Né una certa destra liberale classica, né una certa sinistra statalista classica sembrano capire che la crescita o le politiche di benessere sociale non sono capaci da sole di produrre uno sviluppo integrale. La fiducia rimane sempre fuori dal discorso, al massimo si pone come un fattore etico esterno che deve correggere gli errori del sistema.
Quello che è successo in Spagna negli ultimi anni mostra le conseguenze negative di una crescita che non si è basata sull’inclusione del lavoro, su politiche pubbliche che promuovessero la responsabilità personale e sociale, che incrementassero il capitale sociale. Negli ultimi anni, i tassi di aumento del Pil sono stati tra il 3,8% e il 2,0%, ma non si è creato sufficiente impiego: il tasso di disoccupazione giovanile ha continuato a essere uno dei più alti in Europa. Senza dubbio come conseguenza della struttura produttiva, della regolazione del mercato del lavoro, ma anche dei cattivi risultati del sistema di insegnamento e della distruzione di capitale sociale (coesione sociale, familiare, uguaglianza di opportunità, ecc.).
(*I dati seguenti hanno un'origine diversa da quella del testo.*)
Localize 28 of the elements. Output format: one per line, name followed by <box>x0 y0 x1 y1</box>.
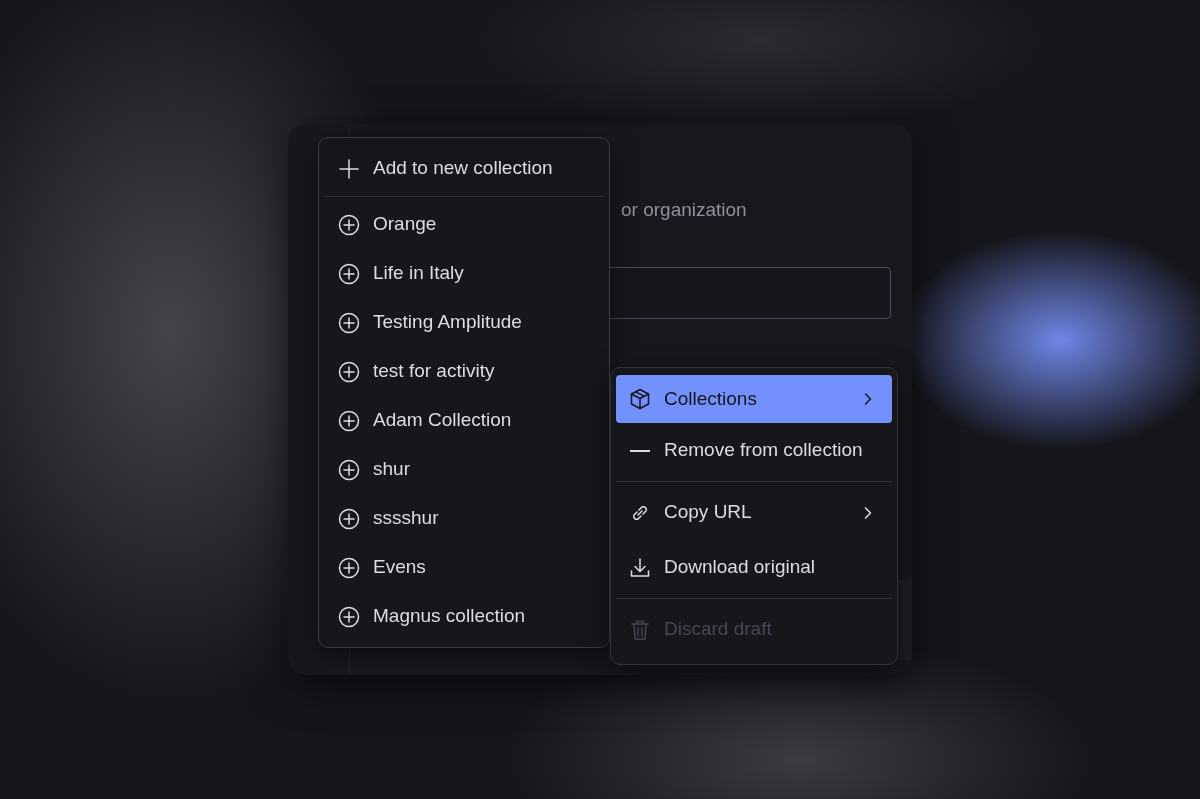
menu-item[interactable]: Life in Italy <box>325 249 603 298</box>
plus-circle-icon <box>337 555 361 580</box>
plus-circle-icon <box>337 261 361 286</box>
menu-item[interactable]: Download original <box>616 540 892 595</box>
menu-item[interactable]: Evens <box>325 543 603 592</box>
plus-circle-icon <box>337 604 361 629</box>
plus-circle-icon <box>337 457 361 482</box>
menu-item[interactable]: sssshur <box>325 494 603 543</box>
menu-item[interactable]: Orange <box>325 200 603 249</box>
plus-circle-icon <box>337 408 361 433</box>
menu-item[interactable]: test for activity <box>325 347 603 396</box>
plus-icon <box>337 156 361 181</box>
menu-item[interactable]: Collections <box>616 375 892 423</box>
dialog-subtitle: or organization <box>621 198 747 222</box>
menu-item[interactable]: Adam Collection <box>325 396 603 445</box>
cube-icon <box>628 387 652 411</box>
plus-circle-icon <box>337 310 361 335</box>
minus-icon <box>630 449 650 452</box>
menu-item[interactable]: Testing Amplitude <box>325 298 603 347</box>
plus-circle-icon <box>337 506 361 531</box>
plus-circle-icon <box>337 359 361 384</box>
download-icon <box>628 555 652 580</box>
plus-circle-icon <box>337 212 361 237</box>
menu-item[interactable]: Add to new collection <box>325 144 603 193</box>
menu-item[interactable]: Copy URL <box>616 485 892 540</box>
menu-item[interactable]: shur <box>325 445 603 494</box>
menu-item[interactable]: Magnus collection <box>325 592 603 641</box>
menu-item[interactable]: Remove from collection <box>616 423 892 478</box>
Non è certo, come dice la destra, che la miglior politica per creare occupazione sia solo la crescita, né è certo, come dice la sinistra, che la miglior politica sia solo aumentare la spesa sociale. Crescita e spesa sociale sono necessarie, ma la spesa sociale senza sviluppo del soggetto non aumenta la responsabilità e tende a generare una cultura del sussidio.
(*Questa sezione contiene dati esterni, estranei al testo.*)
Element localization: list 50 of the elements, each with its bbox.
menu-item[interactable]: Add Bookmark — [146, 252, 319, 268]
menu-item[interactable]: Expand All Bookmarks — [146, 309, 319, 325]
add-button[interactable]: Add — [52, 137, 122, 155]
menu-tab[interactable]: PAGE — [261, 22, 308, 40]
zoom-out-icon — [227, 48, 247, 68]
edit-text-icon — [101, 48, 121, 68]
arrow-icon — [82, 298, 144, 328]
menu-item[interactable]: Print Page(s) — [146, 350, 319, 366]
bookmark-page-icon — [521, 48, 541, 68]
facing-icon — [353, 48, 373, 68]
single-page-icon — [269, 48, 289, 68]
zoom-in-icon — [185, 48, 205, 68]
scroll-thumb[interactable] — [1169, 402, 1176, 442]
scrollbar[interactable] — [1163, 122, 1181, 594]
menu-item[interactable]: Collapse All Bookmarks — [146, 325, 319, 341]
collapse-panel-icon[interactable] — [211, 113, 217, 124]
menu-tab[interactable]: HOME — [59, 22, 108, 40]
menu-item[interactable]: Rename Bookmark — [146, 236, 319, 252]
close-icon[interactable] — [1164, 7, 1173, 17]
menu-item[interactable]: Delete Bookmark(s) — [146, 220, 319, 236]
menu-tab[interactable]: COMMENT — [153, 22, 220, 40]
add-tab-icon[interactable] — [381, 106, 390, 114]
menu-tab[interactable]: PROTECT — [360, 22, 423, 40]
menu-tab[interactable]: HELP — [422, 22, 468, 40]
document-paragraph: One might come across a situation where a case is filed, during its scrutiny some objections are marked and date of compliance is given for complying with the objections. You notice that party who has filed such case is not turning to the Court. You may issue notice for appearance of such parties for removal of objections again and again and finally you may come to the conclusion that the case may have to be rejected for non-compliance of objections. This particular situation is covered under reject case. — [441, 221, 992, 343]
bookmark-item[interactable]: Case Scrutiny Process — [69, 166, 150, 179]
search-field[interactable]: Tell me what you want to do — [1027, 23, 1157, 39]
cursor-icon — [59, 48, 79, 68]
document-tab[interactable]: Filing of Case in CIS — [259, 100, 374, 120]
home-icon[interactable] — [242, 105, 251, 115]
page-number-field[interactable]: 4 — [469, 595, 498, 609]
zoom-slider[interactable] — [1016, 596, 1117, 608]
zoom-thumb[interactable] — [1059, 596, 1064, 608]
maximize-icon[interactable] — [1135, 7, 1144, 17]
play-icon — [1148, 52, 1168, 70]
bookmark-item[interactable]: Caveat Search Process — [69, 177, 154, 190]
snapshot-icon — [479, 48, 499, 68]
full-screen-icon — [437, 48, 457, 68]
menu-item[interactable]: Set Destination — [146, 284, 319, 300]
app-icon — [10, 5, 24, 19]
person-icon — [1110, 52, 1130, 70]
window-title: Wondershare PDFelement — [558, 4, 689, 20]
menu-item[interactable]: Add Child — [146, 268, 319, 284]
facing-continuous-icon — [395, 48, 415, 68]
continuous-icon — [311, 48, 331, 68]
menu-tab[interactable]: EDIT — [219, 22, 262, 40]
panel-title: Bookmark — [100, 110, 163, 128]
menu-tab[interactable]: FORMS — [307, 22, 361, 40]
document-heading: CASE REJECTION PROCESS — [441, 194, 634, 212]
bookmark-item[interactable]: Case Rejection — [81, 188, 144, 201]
Stephen Knack, uno degli economisti capi della Banca Mondiale, ha dimostrato qualche anno fa fino a che punto la fiducia influisce sulla crescita economica. Kenneth Newton, nel suo Social and Political Trust, pubblicato qualche mese fa, tenta di identificare l’origine di questa fiducia sociale, così necessaria, e stima che la soddisfazione personale e il coinvolgimento in attività civiche generano un 15% della fiducia in altre persone. E il resto? Probabilmente ha a che vedere con l’uso della ragione: la fiducia è un caso di ragione applicata. Senza il recupero della capacità di sapere di chi possiamo fidarci e perché, la ricostruzione si fa più difficile.